You don’t need to use expensive electrolyte tablets or sports drinks, simple solutions like adding 1/2 a teaspoon of salt to a bottle of your normal juice can serve to replace the electrolytes that you lose.  Or if you don’t fancy that, foods like bananas are high in electrolytes or taking on salty snacks like crisps etc.  If you are a particularly salty sweater you will need to pay close attention to replacing the electrolytes you lose during race conditions and training.

So, where do you start when looking at your hydration strategy?  Well the first port of call is to figure out how much you sweat in each discipline, and you do this by carrying out a sweat rate test as follows.

  • Pre exercise – weigh yourself with no clothes on, but holding any hydration you will be taking in during your exercise.  e.g. holding your full water bottle(s)
  • Exercise for a set period of time, easiest if you exercise for an hour, but you can work it out for any duration of exercise
  • Post exercise – weigh yourself again with no clothes on, after drying any sweat from your body, and holding the remainder of any hydration including empty water bottles.
  • The difference between your Pre exercise weight and Post exercise weight is the the amount of fluid you have lost.  You then take that weight loss and turn it to an hourly sweat rate figure.

Lets say your pre exercise weight was 75kg, and after 40 minutes of exercise your weight was 74.4kg.  Your total weight loss was 0.6kg in 40 minutes, which is equivalent to 0.9kg in an hour.  As 1,000ml of fluid weighs 1kg, your sweat rate would be 900ml per hour.

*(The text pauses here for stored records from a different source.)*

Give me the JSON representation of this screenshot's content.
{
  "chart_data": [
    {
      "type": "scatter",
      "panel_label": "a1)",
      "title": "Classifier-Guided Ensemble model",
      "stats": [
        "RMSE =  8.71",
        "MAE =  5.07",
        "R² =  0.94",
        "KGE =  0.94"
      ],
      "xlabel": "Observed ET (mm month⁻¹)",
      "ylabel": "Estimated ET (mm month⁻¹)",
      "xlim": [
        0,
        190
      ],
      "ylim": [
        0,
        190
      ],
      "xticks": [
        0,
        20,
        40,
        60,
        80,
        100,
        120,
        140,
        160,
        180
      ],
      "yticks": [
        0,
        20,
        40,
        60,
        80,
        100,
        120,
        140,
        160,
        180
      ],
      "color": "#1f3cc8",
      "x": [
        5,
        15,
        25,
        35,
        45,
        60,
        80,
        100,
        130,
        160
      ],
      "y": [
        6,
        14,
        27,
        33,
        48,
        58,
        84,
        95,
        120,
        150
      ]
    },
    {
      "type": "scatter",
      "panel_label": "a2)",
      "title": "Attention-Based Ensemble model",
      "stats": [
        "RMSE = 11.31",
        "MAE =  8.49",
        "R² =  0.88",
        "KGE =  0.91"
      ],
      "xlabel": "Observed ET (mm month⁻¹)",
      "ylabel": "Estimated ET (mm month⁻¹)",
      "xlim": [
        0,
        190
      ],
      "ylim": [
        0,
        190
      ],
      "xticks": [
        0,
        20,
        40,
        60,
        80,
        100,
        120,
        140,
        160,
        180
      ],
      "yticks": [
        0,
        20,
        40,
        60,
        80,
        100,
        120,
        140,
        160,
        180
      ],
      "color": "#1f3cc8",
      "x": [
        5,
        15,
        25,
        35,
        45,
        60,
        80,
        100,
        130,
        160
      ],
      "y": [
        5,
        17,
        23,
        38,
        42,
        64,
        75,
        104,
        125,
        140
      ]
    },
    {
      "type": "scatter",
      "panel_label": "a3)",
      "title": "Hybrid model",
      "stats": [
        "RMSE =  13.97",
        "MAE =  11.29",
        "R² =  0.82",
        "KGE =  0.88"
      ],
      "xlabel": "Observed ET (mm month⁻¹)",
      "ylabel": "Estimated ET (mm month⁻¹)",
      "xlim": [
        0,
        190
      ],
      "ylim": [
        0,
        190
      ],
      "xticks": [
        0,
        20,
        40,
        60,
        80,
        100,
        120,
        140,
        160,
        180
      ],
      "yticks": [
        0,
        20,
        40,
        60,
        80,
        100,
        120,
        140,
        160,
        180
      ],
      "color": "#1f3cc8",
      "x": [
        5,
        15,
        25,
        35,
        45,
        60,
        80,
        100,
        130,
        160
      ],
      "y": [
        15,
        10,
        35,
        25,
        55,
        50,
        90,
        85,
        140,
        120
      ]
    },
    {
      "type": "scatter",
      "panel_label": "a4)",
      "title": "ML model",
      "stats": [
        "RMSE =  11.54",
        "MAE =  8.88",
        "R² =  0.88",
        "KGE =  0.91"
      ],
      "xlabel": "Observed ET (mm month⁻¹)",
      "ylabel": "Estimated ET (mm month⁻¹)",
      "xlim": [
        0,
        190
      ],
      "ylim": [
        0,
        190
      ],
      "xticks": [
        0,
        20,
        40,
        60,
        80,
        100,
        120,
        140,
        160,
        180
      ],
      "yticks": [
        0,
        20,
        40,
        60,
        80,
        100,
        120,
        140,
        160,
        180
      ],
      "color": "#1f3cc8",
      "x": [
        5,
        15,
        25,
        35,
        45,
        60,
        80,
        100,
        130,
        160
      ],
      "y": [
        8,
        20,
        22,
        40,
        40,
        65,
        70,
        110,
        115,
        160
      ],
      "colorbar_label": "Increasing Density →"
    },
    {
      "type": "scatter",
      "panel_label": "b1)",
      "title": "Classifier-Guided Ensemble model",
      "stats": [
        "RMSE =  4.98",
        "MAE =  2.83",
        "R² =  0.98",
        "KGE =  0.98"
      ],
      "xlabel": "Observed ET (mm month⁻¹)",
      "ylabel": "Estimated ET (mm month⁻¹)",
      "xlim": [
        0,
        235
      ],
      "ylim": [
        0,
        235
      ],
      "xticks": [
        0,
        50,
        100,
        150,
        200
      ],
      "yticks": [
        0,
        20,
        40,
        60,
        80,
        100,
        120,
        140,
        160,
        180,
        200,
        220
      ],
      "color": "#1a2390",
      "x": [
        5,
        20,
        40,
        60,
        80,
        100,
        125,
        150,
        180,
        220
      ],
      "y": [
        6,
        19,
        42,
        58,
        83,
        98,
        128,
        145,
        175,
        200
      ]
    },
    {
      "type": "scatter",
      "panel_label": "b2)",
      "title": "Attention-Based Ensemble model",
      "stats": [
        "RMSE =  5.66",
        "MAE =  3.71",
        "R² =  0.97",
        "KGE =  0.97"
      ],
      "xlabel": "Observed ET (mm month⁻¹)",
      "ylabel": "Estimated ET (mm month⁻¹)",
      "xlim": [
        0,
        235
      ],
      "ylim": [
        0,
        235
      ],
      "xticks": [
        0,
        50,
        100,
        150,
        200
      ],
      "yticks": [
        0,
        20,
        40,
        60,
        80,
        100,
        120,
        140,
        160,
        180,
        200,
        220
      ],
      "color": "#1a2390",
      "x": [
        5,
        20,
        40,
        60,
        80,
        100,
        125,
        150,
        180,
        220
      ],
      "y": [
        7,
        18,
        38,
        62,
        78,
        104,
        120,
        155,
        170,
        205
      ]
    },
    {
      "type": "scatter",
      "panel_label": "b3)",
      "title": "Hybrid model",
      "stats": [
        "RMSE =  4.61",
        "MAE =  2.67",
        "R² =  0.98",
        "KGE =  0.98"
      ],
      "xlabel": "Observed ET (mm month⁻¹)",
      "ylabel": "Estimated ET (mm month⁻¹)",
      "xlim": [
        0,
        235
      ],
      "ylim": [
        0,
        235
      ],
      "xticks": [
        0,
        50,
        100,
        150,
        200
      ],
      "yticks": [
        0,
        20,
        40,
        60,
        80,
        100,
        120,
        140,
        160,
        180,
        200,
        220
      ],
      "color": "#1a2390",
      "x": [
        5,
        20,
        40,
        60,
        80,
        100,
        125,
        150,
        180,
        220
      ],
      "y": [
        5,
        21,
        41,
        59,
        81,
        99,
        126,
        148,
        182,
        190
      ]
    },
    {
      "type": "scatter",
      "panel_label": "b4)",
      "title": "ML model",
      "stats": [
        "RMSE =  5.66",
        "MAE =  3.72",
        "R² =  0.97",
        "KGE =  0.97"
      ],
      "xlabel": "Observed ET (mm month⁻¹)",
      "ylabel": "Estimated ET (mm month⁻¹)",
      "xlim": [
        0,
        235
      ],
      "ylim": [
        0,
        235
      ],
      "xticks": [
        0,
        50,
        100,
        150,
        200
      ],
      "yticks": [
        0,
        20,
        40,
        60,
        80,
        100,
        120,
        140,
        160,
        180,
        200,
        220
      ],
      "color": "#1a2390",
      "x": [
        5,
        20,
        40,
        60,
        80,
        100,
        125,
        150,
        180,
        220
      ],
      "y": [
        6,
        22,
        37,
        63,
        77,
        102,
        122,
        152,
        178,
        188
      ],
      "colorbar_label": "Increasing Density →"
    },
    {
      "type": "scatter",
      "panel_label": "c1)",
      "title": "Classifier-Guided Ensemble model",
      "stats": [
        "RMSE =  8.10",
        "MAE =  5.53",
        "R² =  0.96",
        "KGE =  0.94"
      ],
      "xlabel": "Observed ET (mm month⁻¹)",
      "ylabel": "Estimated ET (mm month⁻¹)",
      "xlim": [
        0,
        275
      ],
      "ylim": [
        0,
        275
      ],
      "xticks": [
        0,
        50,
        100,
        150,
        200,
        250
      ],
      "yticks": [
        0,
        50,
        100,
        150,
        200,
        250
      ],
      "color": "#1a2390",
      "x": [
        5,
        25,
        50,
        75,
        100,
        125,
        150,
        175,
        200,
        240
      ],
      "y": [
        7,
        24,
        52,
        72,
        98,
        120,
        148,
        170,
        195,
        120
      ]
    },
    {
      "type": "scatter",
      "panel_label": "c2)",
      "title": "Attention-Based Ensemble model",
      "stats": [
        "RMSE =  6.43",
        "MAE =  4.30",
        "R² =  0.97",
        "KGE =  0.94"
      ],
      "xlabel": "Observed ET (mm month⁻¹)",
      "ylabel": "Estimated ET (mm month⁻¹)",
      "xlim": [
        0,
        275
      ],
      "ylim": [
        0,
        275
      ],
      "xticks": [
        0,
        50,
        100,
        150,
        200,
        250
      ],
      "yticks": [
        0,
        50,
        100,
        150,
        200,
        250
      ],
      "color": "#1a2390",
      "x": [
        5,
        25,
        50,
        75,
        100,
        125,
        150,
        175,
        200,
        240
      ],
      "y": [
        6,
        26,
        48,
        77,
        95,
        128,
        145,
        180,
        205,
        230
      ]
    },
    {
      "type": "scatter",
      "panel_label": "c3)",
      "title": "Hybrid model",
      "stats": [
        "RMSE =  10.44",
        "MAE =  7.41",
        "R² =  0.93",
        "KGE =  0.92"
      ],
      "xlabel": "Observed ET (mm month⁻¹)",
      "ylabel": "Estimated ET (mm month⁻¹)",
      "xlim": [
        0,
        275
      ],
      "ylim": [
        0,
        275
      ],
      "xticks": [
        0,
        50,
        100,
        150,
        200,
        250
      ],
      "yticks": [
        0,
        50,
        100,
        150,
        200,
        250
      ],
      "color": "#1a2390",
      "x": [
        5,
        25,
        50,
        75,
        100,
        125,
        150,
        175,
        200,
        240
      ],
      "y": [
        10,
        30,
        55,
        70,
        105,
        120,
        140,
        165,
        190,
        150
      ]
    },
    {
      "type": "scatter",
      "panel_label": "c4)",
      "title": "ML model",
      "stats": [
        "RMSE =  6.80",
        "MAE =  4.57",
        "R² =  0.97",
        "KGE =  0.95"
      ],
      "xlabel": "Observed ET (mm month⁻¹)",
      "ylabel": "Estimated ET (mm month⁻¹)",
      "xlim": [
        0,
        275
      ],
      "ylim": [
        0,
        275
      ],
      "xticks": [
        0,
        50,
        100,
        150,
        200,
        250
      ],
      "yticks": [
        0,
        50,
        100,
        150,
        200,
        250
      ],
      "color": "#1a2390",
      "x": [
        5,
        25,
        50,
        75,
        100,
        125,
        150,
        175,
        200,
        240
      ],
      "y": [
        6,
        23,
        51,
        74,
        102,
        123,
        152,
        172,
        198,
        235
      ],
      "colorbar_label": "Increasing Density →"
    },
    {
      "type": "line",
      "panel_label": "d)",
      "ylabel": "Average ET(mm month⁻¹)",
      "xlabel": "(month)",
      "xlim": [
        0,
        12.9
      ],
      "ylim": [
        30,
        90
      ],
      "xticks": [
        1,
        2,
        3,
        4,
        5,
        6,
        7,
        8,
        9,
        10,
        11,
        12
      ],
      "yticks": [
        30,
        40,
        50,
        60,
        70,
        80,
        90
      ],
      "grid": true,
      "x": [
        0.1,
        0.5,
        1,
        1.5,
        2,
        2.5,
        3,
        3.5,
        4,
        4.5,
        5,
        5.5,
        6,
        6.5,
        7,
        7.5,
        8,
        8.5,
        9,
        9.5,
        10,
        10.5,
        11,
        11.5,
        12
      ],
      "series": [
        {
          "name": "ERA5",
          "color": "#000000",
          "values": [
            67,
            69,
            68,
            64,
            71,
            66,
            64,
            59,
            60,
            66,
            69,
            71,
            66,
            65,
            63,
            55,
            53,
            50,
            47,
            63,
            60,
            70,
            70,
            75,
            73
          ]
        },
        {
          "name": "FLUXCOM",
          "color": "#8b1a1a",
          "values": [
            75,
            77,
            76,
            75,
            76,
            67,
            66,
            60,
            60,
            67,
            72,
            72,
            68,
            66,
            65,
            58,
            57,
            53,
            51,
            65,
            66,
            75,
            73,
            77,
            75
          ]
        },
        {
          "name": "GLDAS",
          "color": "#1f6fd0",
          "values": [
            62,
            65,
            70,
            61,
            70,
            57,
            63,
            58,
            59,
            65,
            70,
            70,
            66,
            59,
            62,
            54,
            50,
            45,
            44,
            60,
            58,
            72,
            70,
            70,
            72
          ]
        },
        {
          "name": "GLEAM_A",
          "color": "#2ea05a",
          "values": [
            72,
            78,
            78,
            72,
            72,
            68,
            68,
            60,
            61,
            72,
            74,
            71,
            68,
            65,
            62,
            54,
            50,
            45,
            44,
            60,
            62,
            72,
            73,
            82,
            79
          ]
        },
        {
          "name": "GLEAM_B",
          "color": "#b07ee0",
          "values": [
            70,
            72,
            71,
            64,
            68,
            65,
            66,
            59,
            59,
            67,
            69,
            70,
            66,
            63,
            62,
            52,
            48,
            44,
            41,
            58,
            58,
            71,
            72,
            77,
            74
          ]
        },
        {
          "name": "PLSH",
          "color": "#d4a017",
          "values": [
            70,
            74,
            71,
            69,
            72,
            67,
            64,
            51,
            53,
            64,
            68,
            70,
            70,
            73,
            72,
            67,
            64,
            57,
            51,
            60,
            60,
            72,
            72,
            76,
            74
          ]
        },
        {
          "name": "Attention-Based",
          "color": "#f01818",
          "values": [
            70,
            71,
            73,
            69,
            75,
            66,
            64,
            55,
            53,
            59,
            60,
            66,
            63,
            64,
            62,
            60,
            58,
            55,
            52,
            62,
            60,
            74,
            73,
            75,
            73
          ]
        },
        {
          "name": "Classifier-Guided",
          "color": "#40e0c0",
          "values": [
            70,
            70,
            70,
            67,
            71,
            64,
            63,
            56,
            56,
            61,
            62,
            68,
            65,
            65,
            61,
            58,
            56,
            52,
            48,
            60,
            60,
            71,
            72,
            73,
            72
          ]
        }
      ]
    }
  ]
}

The sweat rate test should be completed for every discipline, as sweat rates vary from swimming to cycling to running.  This rate is also affected by other factors, the primary one being the weather conditions, where your sweat rate can increase significantly during hot and humid races as your body tries to regulate temperature.

This then gives you the opportunity to plan your hydration strategy for the race, and thereby ensure that you are adequately hydrated before you start, and minimise any fluid loss during the race, and then ensure that you are taking on enough fluids and sufficient electrolytes to mitigate any potential performance losses.